Former MP John Hemming (Liberal Democrats), who had been falsely accused of abuse in an article by Exaro journalist David Hencke, succeeded in a libel action against him in January 2019, resulting in Hencke and Graham Wilmer of the Lantern Project paying over £10,000 in compensation for the false allegations. In August 2019, Staffordshire Police confirmed that they were investigating whether Hemming's accuser, Esther Baker, had misled detectives.

==Other investigations==
===Civil service tax avoidance===
On 1 February 2012, an investigation by Exaro revealed that the UK's Student Loans Company was paying its chief executive, Ed Lester, through a private company, enabling him to reduce his tax bill by tens of thousands of pounds. The day after the story broke the Chief Secretary of the Treasury, Danny Alexander, was summoned to the House of Commons for an urgent debate. Alexander announced a review of all civil service contracts.

===Rupert Murdoch===
In partnership with Channel 4 News, Exaro revealed secretly recorded tapes of News Corporation boss Rupert Murdoch talking to journalists from the News-owned The Sun newspaper, in which he criticised the "incompetent cops" who handled the News of the World phone hacking case and promised to take care of any Sun journalist that had broken the law.

===Military intervention in Syria===
In July 2011, a Royal United Services Institute (RUSI) expert told Exaro that the chances of a foreign military incursion into Syria to secure chemical weapons had risen to "more than 50 per cent". That same month, Exaro also reported that hawks in the US government were pressing for military intervention to topple the regime of Syrian president Bashar al-Assad.

===Bribery in defence contracts===
In August 2012, the Serious Fraud Office (SFO) launched a criminal investigation into bribery allegations in connection with a UK-Saudi Arabian defence contract between the EADS subsidiary GPT Special Project Management, and the Saudi Arabian National Guard. Exaro persistently investigated the allegations, writing more than twenty stories over seven months before the SFO launched its criminal investigation.

==Criticism==
Private Eye magazine wrote on 18 September 2015 that "Exaro is struggling to live up to its strapline of 'holding power to account.' For several months the investigative site has published no news at all apart from the latest paedo developments and, slightly bizarrely, items on a corporate insolvency monitoring service it runs alongside its 'news.' The latter centres on the supposed 'Whitehall paedophile ring' and the lurid allegations against former Tory MP Harvey Proctor, and involves magnifying the slightest procedural development and tweeting like mad under the hashtag #VIPaedophile."

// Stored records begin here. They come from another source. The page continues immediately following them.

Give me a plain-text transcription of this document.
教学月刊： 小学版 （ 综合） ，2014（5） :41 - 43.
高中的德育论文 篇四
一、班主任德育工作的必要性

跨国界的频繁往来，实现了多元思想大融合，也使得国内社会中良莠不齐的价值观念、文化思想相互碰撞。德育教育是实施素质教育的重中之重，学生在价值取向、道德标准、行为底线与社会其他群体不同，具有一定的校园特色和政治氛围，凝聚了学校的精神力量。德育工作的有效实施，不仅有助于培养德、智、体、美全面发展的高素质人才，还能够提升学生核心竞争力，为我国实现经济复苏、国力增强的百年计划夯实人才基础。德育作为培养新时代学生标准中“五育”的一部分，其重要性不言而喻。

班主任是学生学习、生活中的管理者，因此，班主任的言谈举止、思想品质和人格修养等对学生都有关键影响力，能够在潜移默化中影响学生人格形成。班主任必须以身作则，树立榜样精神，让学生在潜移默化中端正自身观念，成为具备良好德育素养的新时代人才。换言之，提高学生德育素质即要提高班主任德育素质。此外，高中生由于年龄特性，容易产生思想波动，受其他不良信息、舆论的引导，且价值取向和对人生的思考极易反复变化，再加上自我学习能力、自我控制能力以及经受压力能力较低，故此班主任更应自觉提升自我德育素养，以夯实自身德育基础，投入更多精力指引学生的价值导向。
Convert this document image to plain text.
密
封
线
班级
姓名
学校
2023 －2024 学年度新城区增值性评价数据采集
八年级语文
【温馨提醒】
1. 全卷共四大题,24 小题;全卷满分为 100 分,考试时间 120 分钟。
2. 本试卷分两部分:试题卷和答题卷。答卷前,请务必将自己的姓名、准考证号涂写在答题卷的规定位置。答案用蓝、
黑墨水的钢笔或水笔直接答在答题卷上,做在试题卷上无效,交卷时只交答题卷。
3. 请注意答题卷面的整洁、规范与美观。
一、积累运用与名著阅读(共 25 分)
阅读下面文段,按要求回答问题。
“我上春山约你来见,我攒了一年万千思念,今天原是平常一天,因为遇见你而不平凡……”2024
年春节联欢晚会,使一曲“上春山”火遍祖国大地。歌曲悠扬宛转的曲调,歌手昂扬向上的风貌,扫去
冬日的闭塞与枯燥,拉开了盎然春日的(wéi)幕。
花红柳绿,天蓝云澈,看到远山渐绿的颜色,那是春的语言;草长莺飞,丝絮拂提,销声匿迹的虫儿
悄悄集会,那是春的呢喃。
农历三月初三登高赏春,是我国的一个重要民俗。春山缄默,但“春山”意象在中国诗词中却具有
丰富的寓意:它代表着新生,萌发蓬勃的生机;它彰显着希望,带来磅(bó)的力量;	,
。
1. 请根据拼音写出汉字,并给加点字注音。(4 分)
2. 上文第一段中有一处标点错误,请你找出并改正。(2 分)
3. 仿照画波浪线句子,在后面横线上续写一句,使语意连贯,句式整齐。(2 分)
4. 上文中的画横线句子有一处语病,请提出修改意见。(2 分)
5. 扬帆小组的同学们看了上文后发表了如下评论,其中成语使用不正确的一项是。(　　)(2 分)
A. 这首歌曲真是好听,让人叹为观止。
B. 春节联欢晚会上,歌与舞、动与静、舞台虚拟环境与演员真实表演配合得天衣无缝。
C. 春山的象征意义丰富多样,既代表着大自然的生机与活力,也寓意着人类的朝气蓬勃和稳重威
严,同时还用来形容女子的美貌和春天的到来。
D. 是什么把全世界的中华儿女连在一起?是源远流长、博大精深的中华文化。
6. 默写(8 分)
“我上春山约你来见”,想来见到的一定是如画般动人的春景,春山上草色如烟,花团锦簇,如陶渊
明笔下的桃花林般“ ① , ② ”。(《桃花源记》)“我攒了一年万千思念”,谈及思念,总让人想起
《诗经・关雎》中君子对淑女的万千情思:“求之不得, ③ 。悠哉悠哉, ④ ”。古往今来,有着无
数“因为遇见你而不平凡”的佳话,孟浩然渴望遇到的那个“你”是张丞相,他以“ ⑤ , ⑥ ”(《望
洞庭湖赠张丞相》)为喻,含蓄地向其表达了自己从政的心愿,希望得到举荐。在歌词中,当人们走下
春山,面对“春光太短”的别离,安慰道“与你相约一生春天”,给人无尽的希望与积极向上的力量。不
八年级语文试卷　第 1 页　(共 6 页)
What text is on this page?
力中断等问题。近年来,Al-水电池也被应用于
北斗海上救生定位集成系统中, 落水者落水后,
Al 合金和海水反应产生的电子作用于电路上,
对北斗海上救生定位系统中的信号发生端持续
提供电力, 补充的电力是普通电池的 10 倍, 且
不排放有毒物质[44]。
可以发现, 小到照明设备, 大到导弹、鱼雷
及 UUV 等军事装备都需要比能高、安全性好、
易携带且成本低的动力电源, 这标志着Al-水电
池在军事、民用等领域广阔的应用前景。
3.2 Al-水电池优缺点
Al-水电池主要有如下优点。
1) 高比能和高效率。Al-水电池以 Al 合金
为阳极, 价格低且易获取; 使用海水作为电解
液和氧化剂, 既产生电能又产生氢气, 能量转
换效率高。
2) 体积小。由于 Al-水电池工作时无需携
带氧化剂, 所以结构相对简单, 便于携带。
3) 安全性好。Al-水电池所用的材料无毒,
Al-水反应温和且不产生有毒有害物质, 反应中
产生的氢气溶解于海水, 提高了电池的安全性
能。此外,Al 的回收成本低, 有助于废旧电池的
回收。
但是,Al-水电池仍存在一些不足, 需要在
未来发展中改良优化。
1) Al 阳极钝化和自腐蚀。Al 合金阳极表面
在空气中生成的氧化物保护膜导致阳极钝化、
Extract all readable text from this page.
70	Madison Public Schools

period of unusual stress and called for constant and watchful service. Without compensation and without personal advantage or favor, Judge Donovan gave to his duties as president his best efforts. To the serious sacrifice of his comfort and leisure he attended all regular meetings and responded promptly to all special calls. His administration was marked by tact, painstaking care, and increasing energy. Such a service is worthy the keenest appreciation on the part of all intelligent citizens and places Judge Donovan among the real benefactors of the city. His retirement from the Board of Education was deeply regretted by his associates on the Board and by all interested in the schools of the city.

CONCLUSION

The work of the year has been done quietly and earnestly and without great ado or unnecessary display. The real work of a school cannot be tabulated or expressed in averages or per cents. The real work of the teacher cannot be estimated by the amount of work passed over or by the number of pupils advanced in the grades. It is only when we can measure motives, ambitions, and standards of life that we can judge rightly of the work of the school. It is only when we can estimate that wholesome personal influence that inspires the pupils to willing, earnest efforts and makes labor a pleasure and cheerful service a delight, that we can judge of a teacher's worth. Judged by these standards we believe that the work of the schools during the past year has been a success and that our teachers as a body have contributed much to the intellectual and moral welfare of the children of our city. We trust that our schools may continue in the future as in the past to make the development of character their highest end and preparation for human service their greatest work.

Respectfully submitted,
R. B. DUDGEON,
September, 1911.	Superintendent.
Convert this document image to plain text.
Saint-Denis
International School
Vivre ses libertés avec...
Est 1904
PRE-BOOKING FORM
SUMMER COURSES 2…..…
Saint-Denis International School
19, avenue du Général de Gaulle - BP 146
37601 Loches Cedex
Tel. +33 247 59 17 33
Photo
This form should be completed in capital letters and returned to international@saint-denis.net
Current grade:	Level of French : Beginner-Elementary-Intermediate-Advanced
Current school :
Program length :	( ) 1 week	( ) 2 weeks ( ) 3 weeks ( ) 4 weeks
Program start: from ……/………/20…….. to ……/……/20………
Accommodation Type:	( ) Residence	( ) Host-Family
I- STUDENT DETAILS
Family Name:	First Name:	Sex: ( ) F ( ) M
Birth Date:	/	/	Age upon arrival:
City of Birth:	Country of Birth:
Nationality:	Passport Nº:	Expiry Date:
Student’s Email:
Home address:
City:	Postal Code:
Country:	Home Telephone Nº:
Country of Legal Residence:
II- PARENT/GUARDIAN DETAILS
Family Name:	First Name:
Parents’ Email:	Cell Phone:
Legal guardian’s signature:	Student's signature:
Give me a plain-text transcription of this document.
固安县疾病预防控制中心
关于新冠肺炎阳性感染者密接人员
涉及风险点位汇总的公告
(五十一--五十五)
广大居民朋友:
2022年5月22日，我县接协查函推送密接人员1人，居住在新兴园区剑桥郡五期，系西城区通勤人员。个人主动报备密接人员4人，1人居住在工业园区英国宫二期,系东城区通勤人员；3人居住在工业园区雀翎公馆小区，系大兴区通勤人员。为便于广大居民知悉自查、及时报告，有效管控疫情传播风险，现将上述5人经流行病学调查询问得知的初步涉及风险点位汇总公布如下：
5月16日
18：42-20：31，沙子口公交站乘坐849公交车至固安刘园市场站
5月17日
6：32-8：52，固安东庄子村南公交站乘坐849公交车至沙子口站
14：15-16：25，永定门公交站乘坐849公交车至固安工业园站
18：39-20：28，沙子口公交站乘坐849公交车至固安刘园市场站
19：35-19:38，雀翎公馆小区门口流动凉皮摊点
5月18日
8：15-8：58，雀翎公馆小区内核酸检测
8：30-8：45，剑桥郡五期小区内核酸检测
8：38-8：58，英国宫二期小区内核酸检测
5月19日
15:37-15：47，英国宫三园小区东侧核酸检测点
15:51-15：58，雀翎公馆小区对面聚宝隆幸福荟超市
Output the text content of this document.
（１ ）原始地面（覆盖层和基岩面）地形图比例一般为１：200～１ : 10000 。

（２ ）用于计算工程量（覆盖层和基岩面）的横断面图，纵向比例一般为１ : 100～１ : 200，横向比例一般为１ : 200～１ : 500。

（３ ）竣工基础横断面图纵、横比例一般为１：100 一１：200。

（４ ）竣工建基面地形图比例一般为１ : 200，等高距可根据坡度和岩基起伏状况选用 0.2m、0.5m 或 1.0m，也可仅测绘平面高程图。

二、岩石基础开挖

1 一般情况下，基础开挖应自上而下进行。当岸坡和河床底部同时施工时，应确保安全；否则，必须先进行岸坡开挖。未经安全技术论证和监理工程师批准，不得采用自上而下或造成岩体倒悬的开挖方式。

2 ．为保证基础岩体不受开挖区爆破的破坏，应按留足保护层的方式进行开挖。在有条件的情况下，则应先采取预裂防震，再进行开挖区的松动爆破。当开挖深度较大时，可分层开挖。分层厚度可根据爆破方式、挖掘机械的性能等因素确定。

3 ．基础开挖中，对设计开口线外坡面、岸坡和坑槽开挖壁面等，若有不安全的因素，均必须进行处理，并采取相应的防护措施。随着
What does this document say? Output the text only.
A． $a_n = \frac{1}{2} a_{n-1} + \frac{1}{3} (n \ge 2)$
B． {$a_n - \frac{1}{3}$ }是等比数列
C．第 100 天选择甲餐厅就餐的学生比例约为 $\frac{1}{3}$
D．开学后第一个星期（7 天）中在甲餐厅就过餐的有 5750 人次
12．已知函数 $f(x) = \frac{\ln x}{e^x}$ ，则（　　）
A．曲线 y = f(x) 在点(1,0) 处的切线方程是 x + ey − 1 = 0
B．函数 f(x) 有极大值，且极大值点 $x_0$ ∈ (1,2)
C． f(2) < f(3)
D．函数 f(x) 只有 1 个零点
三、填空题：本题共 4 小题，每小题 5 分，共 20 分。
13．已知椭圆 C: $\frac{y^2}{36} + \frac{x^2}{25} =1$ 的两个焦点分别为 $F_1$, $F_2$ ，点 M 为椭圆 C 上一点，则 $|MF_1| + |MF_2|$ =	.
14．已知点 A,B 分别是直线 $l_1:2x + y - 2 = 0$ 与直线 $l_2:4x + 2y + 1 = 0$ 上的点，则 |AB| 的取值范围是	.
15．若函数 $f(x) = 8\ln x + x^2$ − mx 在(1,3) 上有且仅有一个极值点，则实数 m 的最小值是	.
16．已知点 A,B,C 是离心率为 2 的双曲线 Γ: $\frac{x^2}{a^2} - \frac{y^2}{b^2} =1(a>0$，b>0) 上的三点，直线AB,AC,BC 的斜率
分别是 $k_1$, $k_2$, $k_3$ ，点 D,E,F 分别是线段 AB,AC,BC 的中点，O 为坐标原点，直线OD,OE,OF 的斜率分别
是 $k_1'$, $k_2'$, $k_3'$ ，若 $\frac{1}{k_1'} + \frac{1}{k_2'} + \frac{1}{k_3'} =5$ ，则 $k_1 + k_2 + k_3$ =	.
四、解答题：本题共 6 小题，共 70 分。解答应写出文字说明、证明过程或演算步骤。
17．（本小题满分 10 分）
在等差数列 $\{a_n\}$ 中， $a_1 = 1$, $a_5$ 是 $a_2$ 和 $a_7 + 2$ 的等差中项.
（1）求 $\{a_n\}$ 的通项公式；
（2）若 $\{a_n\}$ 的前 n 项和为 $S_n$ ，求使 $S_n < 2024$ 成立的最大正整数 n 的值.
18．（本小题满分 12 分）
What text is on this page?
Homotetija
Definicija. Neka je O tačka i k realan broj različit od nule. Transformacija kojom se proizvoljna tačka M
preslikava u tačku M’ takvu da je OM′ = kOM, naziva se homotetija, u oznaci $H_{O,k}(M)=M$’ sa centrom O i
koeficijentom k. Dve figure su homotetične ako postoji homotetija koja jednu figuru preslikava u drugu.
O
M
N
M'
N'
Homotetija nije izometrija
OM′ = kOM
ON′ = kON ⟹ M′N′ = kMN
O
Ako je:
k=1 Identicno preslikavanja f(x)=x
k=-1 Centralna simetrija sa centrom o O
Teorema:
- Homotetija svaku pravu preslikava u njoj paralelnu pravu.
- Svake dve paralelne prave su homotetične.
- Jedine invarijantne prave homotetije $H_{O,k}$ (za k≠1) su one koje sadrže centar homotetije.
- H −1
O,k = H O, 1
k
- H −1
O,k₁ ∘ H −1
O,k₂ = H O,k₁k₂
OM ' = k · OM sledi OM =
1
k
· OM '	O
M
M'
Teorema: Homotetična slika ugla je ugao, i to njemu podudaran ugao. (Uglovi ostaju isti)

Barrister Matthew Scott, a consistent critic of Exaros modus operandi, wrote on his blog that the site "has generated a poisonous atmosphere of outrage and hysteria in which wild and immensely hurtful accusations can be made and believed on the flimsiest of evidence; and that by publicising detailed allegations of paedophile orgies and murder it has risked destroying the prospect of fair trials either for victims or defendants." A report in The Guardian stated that the conduct of Exaro had been the subject of complaints to officials supporting the Goddard Inquiry into child abuse.

Dame Janet Smith called Exaros editors "irresponsible" following the site's publication of a leaked draft copy of her report into child sex abuse by Jimmy Savile, stating that, “Exaro’s decision appears to have been taken for its own commercial gain without any thought for the interests of the many victims of Savile or the integrity of the reporting process.”